The capacity for mirror self-recognition belongs to a strikingly short list. Chimpanzees have it. Bottlenose dolphins do. Asian elephants. A magpie or two. A small reef fish called the cleaner wrasse, which upended assumptions about brain size when it passed the test in 2023. Now belugas join this exclusive club, according to findings published in PLOS One that document two whales at the New York Aquarium demonstrating this rare cognitive ability.
The research traces back to Diana Reiss, a marine mammal scientist at Hunter College who had already documented mirror self-recognition in dolphins and elephants. In 2001, Reiss set up the same experiment for four captive belugas, affixing a mirror to a window in their shared pool for two-hour sessions while her team filmed the results. Then life intervened. The footage sat archived for nearly two decades until Mildener, who had grown up visiting the aquarium, enrolled in Reiss's program in 2020. With the pandemic limiting field research, he needed a thesis project. Reiss pulled out the old tapes, and Mildener spent lockdown carefully analyzing videos of "the very whales that inspired me to be in this field in the first place," as he describes them.
What he watched was a choreography of self-discovery.

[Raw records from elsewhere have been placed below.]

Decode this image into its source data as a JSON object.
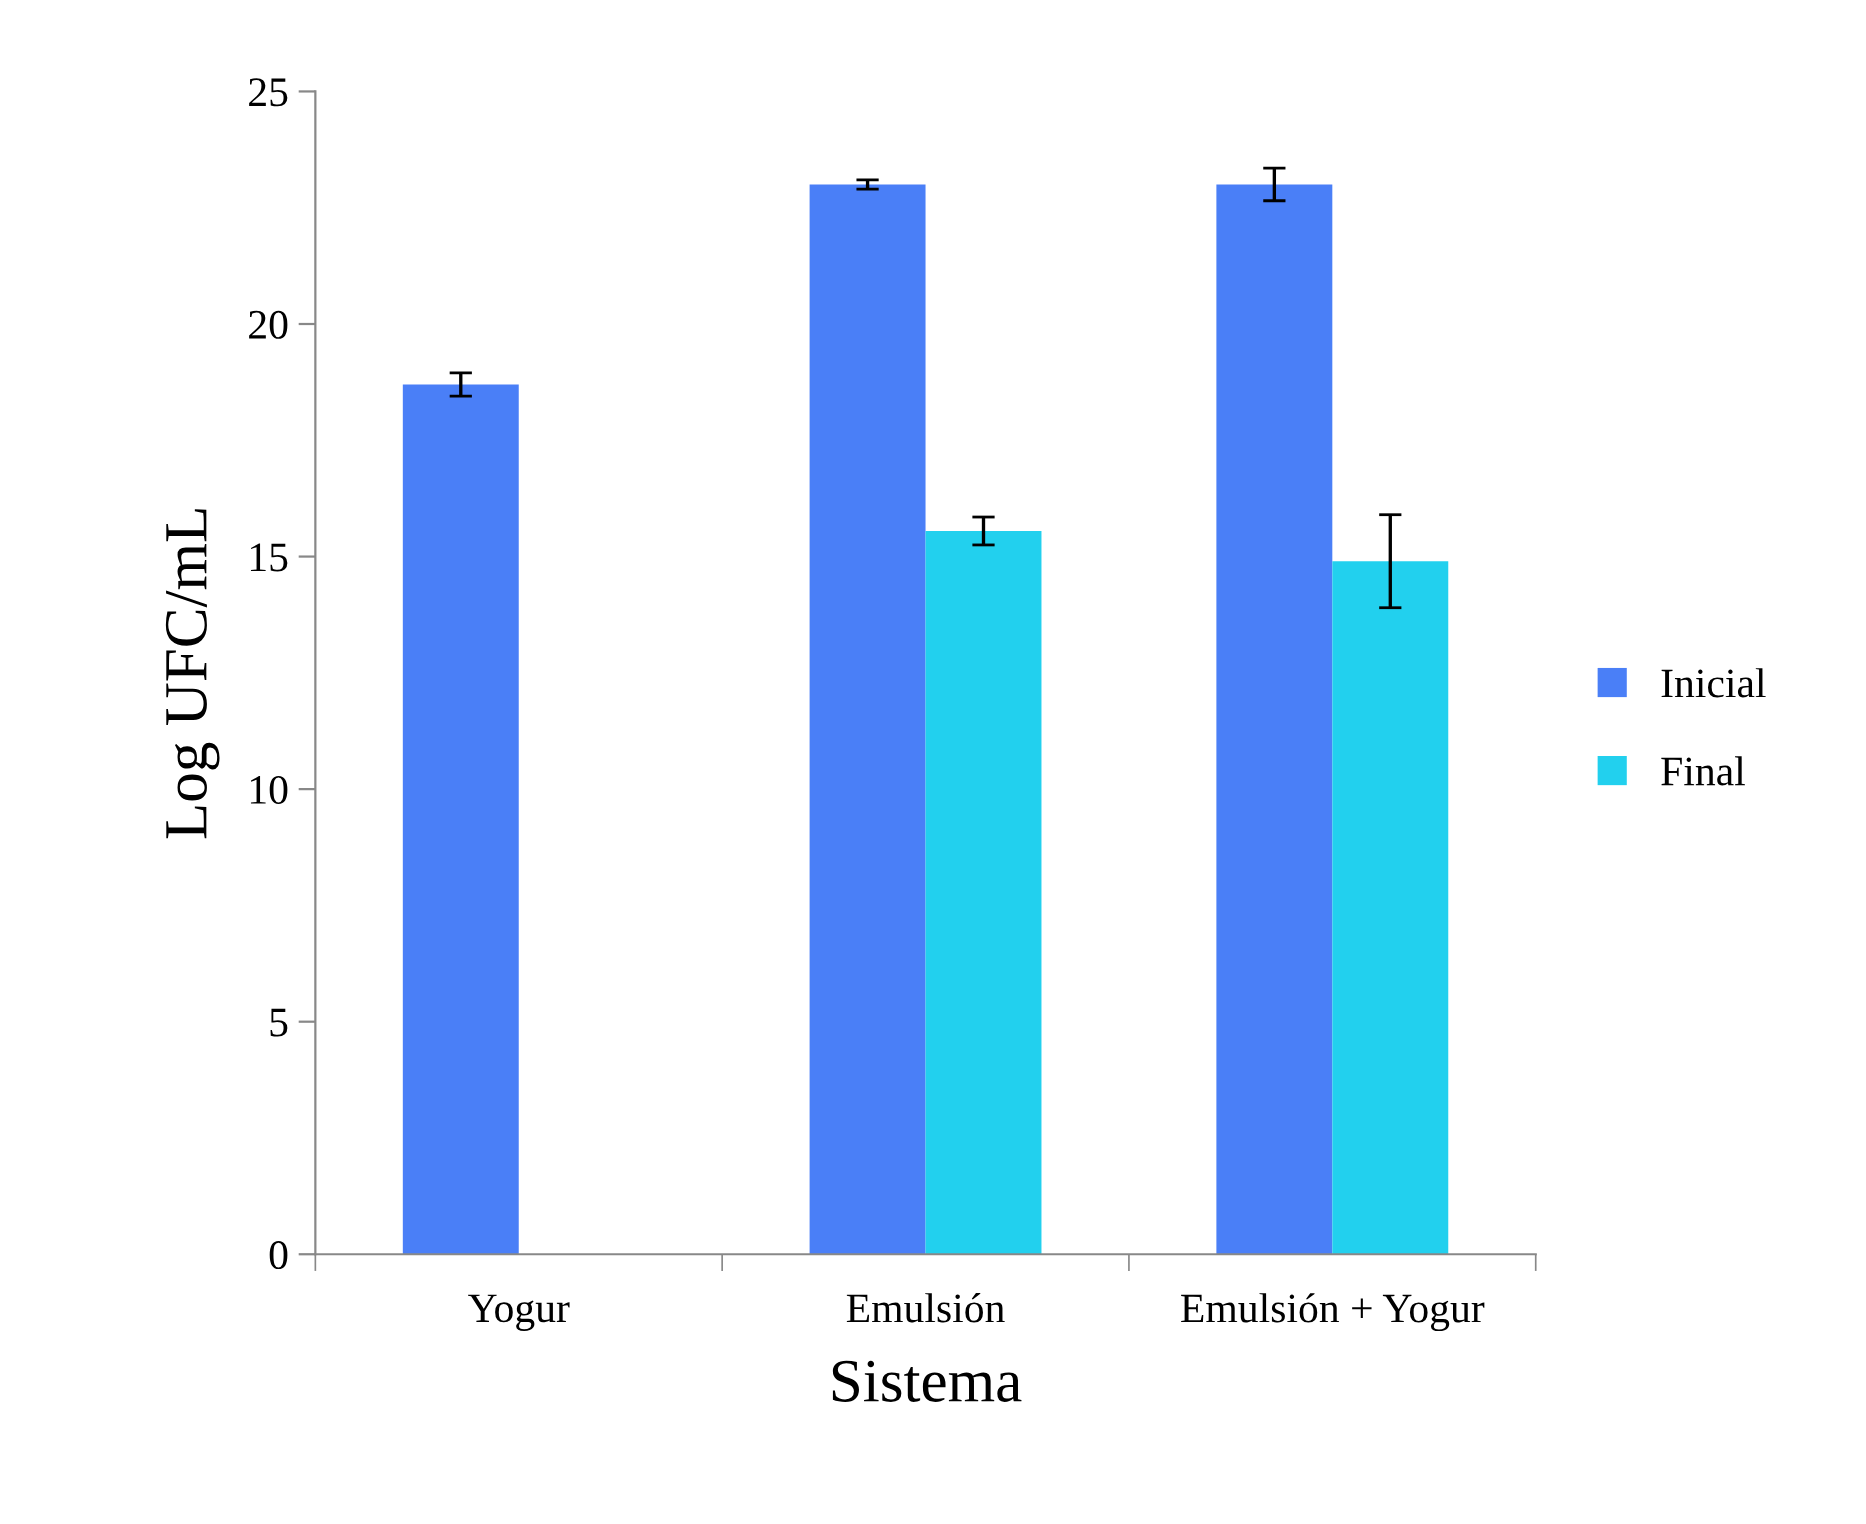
{
  "chart_data": {
    "type": "bar",
    "xlabel": "Sistema",
    "ylabel": "Log UFC/mL",
    "categories": [
      "Yogur",
      "Emulsión",
      "Emulsión + Yogur"
    ],
    "series": [
      {
        "name": "Inicial",
        "color": "#4a7ff7",
        "values": [
          18.7,
          23.0,
          23.0
        ],
        "errors": [
          0.25,
          0.1,
          0.35
        ]
      },
      {
        "name": "Final",
        "color": "#22d0ee",
        "values": [
          0,
          15.55,
          14.9
        ],
        "errors": [
          null,
          0.3,
          1.0
        ]
      }
    ],
    "ylim": [
      0,
      25
    ],
    "yticks": [
      0,
      5,
      10,
      15,
      20,
      25
    ],
    "grid": false,
    "legend": "right"
  }
}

Animals testing mirror recognition follow a recognizable pattern. First comes a reaction to the mirror as something new — perhaps a rival. Then contingency testing: repetitive movements designed to check whether the image responds to them. Reiss compares this to watching yourself on a security monitor in a store: you might move your head or raise your hand to confirm "Is that me?" For animals who pass, that moment seems to be where understanding dawns.
Two of the whales, Natasha and Maris, went through the full sequence. In their first session, both clapped their jaws at their reflections — a behavior belugas use for intimidation with each other. Then the testing began. Natasha nodded at the mirror while Maris waggled her head in multiple directions. By their second session, both were using the mirror to watch themselves barrel-roll and peer inside their own mouths. Maris performed what researchers called a "pec shimmy," rearing up and flapping her pectoral fins. Both whales blew bubbles and bit them — behaviors that vanish when the mirror is absent. Natasha went on to pass the mark test, where researchers draw a mark on an animal's body in a spot it cannot see without a mirror. Maris did not, a pattern consistent with mirror-recognition studies across species, where some individuals succeed while others do not.
Each addition to the mirror self-recognition list dismantles a prior certainty. "We have this list of the things that only humans do," Reiss says, "and over time we've been checking them off." The cleaner wrasse finding proved that sophisticated brains aren't the threshold researchers once assumed. What does seem consistent is that species passing the test tend to be highly social and capable of recognizing individuals of their own kind.
The implications extend beyond science. When humpback whale research expanded in the 1970s, it helped build public support for the Endangered Species Act and the Marine Mammal Protection Act. Reiss sees the same potential in this work. "Finding these shared capabilities and shared levels of consciousness and self-awareness in other species seem to engender more empathy for them," she says. For Mildener, who spent lockdown watching the animals that first drew him to marine science, the whales that inspired his path had also become his first major discovery.